Some explanations are in order:

  • I currently believe that the geometric mean of odds should be the default option for aggregating forecasts. In the two large scale empirical evaluations I am aware of [1] [2], it surpasses the mean of probabilities and the median (*). It is also the only method that makes the group aggregate behave as a Bayesian, and (in my opinion) it behaves well with extreme predictions.

  • If you are not aggregating all-considered views of experts, but rather aggregating models with mutually exclusive assumptions, use the mean of probabilities. For example, this will come up if you first compute your timelines for Transformative AI assuming it will be derived from transformer-like methods, and then assuming it will come from emulated beings, etc. In this case, .

  • When the data includes poorly calibrated outliers, if it’s possible exclude them and take the geometric mean. If not, we should use a pooling method resistant to outliers. The median is one such popular aggregation method.

  • If there is a known bias in the community of predictors you are polling for predicting positive resolution of binary questions, you can consider correcting for this. One correction that worked on metaculus data is taking the geometric mean of the probabilities (this pulls the aggregate towards zero compared to the geometric mean of odds). Better corrections are likely to exist. [EDIT: I rerun the test recently and the geo mean of probabilities does no longer outcompete the geo mean of odds. Consequently, I no longer endorse using the geometric mean of probabilities]

  • If there is a track record of underconfidence in past aggregate predictions from the community, consider extremizing the final outcome. This has been common practice in academia for a while. For example, (Satopää et al, 2014) have found good performance using extremized logodds. To choose an extremizing factor I suggest experimenting with what extremizing factors would have given you good performance in past predictions from the same community (EDIT: Simon M lays out a case against extremizing, EDIT 2: I explain here a more robust way of choosing an extremizing factor).

  • Lastly, it seems that empirically the weighting you use for the predictions matters much more than the aggregation method. I do not have yet great recommendations on how to do weighting, but it seems that weighting by recency of the prediction and by track record of the predictor works well at least in some cases.
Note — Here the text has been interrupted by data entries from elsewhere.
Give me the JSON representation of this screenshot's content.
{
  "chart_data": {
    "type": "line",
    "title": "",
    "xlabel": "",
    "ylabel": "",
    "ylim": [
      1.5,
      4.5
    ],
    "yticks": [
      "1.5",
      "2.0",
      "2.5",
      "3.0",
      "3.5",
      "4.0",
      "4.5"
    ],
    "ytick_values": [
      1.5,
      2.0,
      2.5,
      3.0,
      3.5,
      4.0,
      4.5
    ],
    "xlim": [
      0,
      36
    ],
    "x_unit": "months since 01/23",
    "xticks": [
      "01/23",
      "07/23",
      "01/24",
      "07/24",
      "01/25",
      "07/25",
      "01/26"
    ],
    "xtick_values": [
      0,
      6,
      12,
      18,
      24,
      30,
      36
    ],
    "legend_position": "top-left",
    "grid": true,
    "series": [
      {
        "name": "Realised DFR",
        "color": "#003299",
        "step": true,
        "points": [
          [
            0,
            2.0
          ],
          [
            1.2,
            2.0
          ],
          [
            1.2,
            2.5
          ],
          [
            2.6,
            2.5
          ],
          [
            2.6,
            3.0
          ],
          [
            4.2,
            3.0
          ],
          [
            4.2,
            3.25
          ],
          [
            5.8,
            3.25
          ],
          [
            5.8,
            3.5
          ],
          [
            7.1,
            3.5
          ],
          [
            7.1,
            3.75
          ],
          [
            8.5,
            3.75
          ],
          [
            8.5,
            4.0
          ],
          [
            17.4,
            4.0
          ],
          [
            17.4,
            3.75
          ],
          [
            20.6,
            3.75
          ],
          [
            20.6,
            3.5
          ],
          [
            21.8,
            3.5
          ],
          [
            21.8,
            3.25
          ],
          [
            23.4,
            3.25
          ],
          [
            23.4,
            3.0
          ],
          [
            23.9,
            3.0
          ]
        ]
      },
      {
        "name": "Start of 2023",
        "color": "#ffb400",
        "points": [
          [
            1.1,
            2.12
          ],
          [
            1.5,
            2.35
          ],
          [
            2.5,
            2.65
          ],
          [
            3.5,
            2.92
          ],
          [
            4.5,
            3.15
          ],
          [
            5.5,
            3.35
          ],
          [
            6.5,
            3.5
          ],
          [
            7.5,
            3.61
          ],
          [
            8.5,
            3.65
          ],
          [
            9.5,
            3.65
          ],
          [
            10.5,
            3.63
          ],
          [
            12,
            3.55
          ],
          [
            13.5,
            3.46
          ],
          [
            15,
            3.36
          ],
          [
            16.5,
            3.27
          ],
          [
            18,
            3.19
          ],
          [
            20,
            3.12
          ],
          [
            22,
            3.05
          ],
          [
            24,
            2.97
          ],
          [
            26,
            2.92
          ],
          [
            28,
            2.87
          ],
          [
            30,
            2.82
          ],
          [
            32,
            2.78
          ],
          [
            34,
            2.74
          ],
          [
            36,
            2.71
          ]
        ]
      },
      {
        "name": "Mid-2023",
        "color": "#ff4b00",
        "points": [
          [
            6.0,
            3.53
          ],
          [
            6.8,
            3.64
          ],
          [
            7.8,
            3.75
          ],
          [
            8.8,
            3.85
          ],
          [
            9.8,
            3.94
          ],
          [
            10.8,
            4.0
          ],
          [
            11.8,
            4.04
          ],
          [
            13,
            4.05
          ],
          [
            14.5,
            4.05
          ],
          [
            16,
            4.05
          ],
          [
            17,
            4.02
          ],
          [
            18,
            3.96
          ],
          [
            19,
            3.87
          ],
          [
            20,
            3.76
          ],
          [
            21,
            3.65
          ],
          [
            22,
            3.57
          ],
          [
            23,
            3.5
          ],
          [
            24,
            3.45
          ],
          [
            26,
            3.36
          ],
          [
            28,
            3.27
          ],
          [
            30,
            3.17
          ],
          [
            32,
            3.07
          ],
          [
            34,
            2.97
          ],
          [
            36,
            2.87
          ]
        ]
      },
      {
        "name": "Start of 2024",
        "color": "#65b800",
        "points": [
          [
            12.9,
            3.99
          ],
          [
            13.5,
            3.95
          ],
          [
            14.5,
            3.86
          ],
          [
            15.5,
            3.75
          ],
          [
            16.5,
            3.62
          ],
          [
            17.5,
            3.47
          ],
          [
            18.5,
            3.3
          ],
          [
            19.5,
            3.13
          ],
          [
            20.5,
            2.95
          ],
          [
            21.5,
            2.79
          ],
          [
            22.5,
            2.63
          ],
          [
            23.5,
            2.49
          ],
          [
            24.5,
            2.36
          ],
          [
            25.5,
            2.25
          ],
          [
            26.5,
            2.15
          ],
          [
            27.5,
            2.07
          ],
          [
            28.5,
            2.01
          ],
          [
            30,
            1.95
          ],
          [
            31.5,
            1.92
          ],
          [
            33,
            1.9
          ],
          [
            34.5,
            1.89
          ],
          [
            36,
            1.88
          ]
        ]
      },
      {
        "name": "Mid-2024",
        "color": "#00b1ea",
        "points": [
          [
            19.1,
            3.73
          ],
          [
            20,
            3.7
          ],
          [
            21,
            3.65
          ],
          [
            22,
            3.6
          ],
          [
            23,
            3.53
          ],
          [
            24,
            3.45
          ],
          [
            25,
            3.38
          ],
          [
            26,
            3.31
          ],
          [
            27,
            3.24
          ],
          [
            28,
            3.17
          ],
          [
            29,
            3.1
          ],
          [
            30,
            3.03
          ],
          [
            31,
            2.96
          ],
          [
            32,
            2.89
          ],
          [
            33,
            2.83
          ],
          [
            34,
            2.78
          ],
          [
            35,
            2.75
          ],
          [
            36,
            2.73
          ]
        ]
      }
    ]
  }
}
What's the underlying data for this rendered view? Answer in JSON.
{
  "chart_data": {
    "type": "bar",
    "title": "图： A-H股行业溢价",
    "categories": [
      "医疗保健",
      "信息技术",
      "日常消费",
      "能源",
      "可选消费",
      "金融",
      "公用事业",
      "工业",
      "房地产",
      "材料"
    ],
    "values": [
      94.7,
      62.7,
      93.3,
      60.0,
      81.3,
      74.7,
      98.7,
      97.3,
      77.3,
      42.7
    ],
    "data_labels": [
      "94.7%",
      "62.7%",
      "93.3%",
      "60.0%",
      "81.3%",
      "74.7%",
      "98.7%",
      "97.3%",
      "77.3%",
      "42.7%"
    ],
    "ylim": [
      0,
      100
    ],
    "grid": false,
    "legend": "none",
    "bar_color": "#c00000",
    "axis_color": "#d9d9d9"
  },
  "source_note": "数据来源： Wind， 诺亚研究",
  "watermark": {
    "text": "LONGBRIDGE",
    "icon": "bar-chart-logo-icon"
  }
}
There are reasons to believe I will have a better idea of which aggregation methods work best in a given context in a year. For example, it is not clear to me how to detect and deal with outliers, none of the current aggregation methods give consistent answers when annualizing probabilities and there is a huge unexplored space of aggregation functions that we might tap into with machine learning methods.

In conclusion and repeating myself: for the time being I would recommend people to stick to the geometric mean of odds as a default aggregate. I also encourage emphasizing the 10%, 50% and 90% percentile of predictions as well as the number of predictions to summarize the spread.

If you have a good pulse on a problem with the data, above I suggest some solutions you can try. But beware applying them blindly and choosing the outcome you like best.


Thanks to Simon M for his analysis of aggregation and weighting methods on Metaculus data. I thank Eric Neyman, Ozzie Gooen and Peter Wildeford for discussion and feedback.


(*) (Seaver, 1978) also performs different experiments comparing different pooling methods, and founds similar performance between the mean of probabilities and geometric mean of odds. However I suspect this is because the aggregated probabilities in the experiments were in a range where both methods give similar results.